Y a-t-il une véritable implication de l’État, notamment budgétaire, en faveur de l’entrepreneuriat des jeunes ?

L’engagement de l’État sur ce sujet est réel et permanent, aux côtés du FAIEJ mais aussi des autres mécanismes de promotion de l’entrepreneuriat des jeunes [dans le cadre du Programme d’aide au développement à la base, ou Pradeb, de l’Agence nationale de promotion et de garantie de financement des PME-PMI, soit l’ANPGF PME-PMI, du Fonds national de la finance inclusive (FNFI), etc.].

Outre les ressources qu’il accorde à ces dispositifs intervenant dans le soutien aux activités économiques des jeunes, l’État mobilise des bailleurs de fonds tels que la BAD, le Programme des Nations unies pour le développement [Pnud], la Banque mondiale, etc., ce qui, là encore, crée un effet de levier. En ce qui concerne la dotation du FAIEJ, l’État a mobilisé environ 2,8 milliards de F CFA depuis 2013.

Quels sont les mécanismes d’intervention du Fonds ?

Ses actions s’articulent autour de trois composantes : l’identification et la structuration de la cible visée par le projet, la facilitation de l’accès au financement et l’accompagnement dans la réalisation dudit projet. Pour cela, le FAIEJ s’appuie sur des opérateurs, experts dans leurs domaines sur les plans technique et entrepreneurial, qui aident le jeune promoteur à renforcer ses compétences en matière de création d’activité et à structurer son projet d’entreprise, dans le cadre de partenariats public-privé.

Ces partenaires privés jouent un rôle prépondérant, est-ce aussi le cas des établissements financiers ?

Le partenariat public-privé est une absolue nécessité dans le cadre de la lutte contre le chômage des jeunes et, plus particulièrement, de notre stratégie de promotion de l’entrepreneuriat, inscrite dans une dynamique de création d’emplois.

La contrainte majeure pour le financement d’un microprojet, c’est la rentabilité

Les prestataires de services et les centres de référence en qualification métier informent, conseillent, accompagnent le jeune de façon à ce qu’il dispose des compétences techniques nécessaires dans son secteur d’activité. Les institutions financières partenaires dans l’octroi du CJE apportent aussi leur savoir-faire pour le démarrage de l’activité de ces jeunes dans le cadre de la responsabilité sociétale des entreprises [RSE].

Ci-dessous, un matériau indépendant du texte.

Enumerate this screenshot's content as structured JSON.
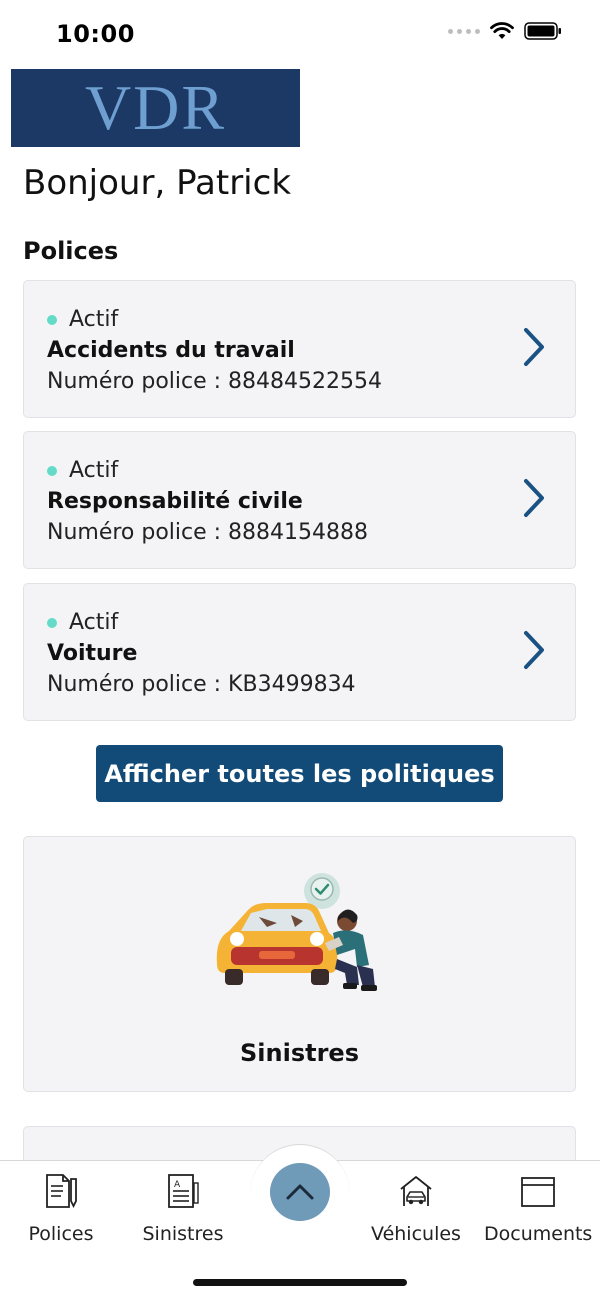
{
  "status_bar": {
    "time": "10:00"
  },
  "logo": {
    "text": "VDR"
  },
  "greeting": "Bonjour, Patrick",
  "policies_section": {
    "title": "Polices",
    "items": [
      {
        "status": "Actif",
        "name": "Accidents du travail",
        "number": "Numéro police : 88484522554"
      },
      {
        "status": "Actif",
        "name": "Responsabilité civile",
        "number": "Numéro police : 8884154888"
      },
      {
        "status": "Actif",
        "name": "Voiture",
        "number": "Numéro police : KB3499834"
      }
    ],
    "view_all_label": "Afficher toutes les politiques"
  },
  "claims_card": {
    "label": "Sinistres",
    "illustration_icon": "car-repair-illustration"
  },
  "bottom_nav": {
    "items": [
      {
        "label": "Polices",
        "icon": "policy-document-icon"
      },
      {
        "label": "Sinistres",
        "icon": "claims-document-icon"
      },
      {
        "label": "Véhicules",
        "icon": "car-house-icon"
      },
      {
        "label": "Documents",
        "icon": "folder-icon"
      }
    ],
    "center_icon": "chevron-up-icon"
  },
  "colors": {
    "brand_navy": "#1c3966",
    "logo_text": "#6e9fd0",
    "primary_button": "#134b78",
    "active_dot": "#63dbc8",
    "chevron": "#1a5283",
    "card_bg": "#f4f4f6",
    "center_button": "#6f9ab8"
  }
}
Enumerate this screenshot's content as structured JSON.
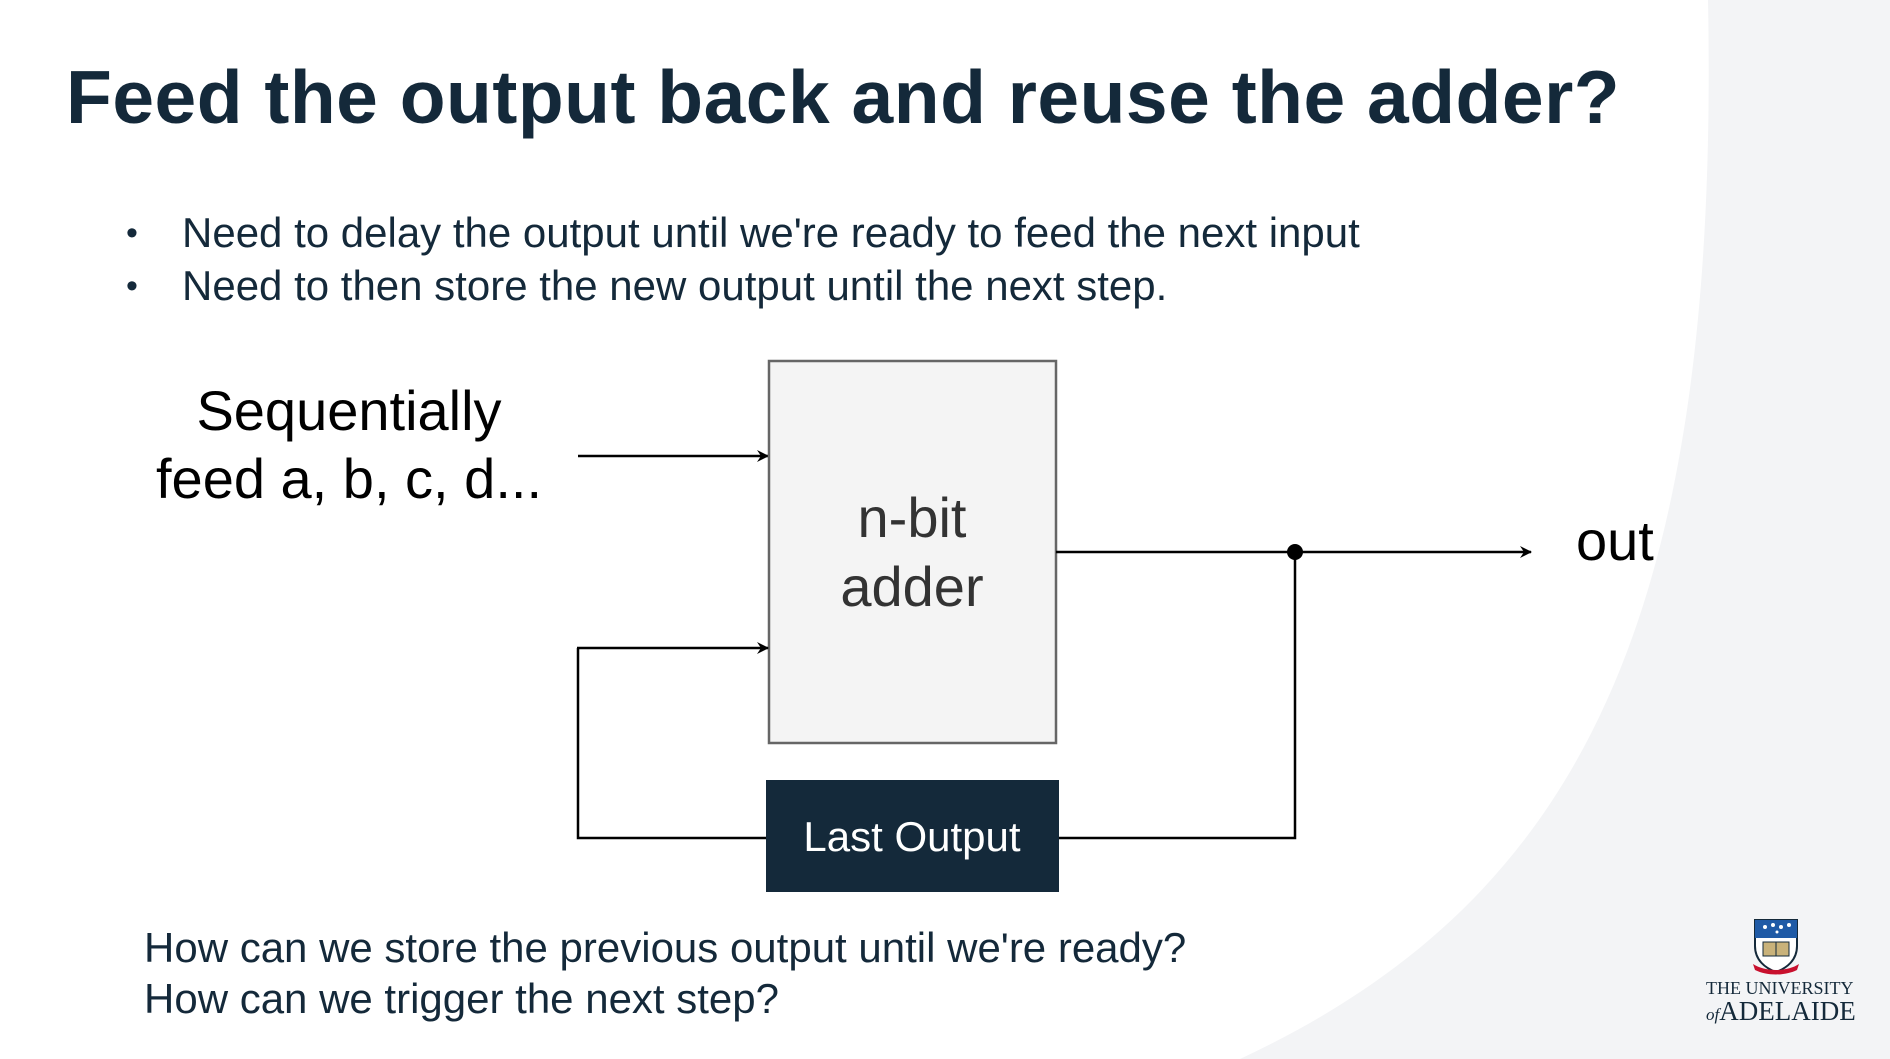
{
  "slide": {
    "title": "Feed the output back and reuse the adder?",
    "bullets": [
      "Need to delay the output until we're ready to feed the next input",
      "Need to then store the new output until the next step."
    ],
    "questions": [
      "How can we store the previous output until we're ready?",
      "How can we trigger the next step?"
    ]
  },
  "diagram": {
    "input_label_line1": "Sequentially",
    "input_label_line2": "feed a, b, c, d...",
    "adder_label_line1": "n-bit",
    "adder_label_line2": "adder",
    "register_label": "Last Output",
    "output_label": "out"
  },
  "logo": {
    "line1": "THE UNIVERSITY",
    "of": "of",
    "line2": "ADELAIDE"
  },
  "colors": {
    "navy": "#14293a",
    "adder_fill": "#f4f4f4",
    "background_curve": "#f3f4f6"
  }
}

Cela constitue un appui supplémentaire aux ressources publiques. Et c’est à cette condition que nous pouvons espérer voir émerger au Togo une nouvelle génération d’entrepreneurs qui, d’ailleurs, constitueront une clientèle privilégiée pour ces établissements financiers dans le futur.

Les critères requis pour bénéficier de l’appui du FAIEJ ne sont-ils pas trop contraignants pour la plupart des jeunes chômeurs ?

La contrainte majeure pour le financement d’un microprojet, c’est la rentabilité. Dès l’instant où son projet est « porteur » [c’est-à-dire réaliste, réalisable et viable], le Fonds accompagne le jeune dans sa création d’activité, la structuration de son projet, l’acquisition des qualifications métier nécessaires et, enfin, l’obtention d’un CJE auprès d’une banque ou d’un organisme de microfinance, qui décide en dernier ressort de financer ou non la microentreprise, le risque crédit étant porté à la fois par le Fonds et par l’institution financière partenaire.

Donc, au contraire, le FAIEJ permet de lever nombre de contraintes pour un jeune entrepreneur. Il place justement ce dernier dans une dynamique de « promotion de lui-même » et de son projet… De quoi créer les conditions pour que la créativité et le talent soient valorisés et que les bénéficiaires du Fonds s’épanouissent, socialement et économiquement.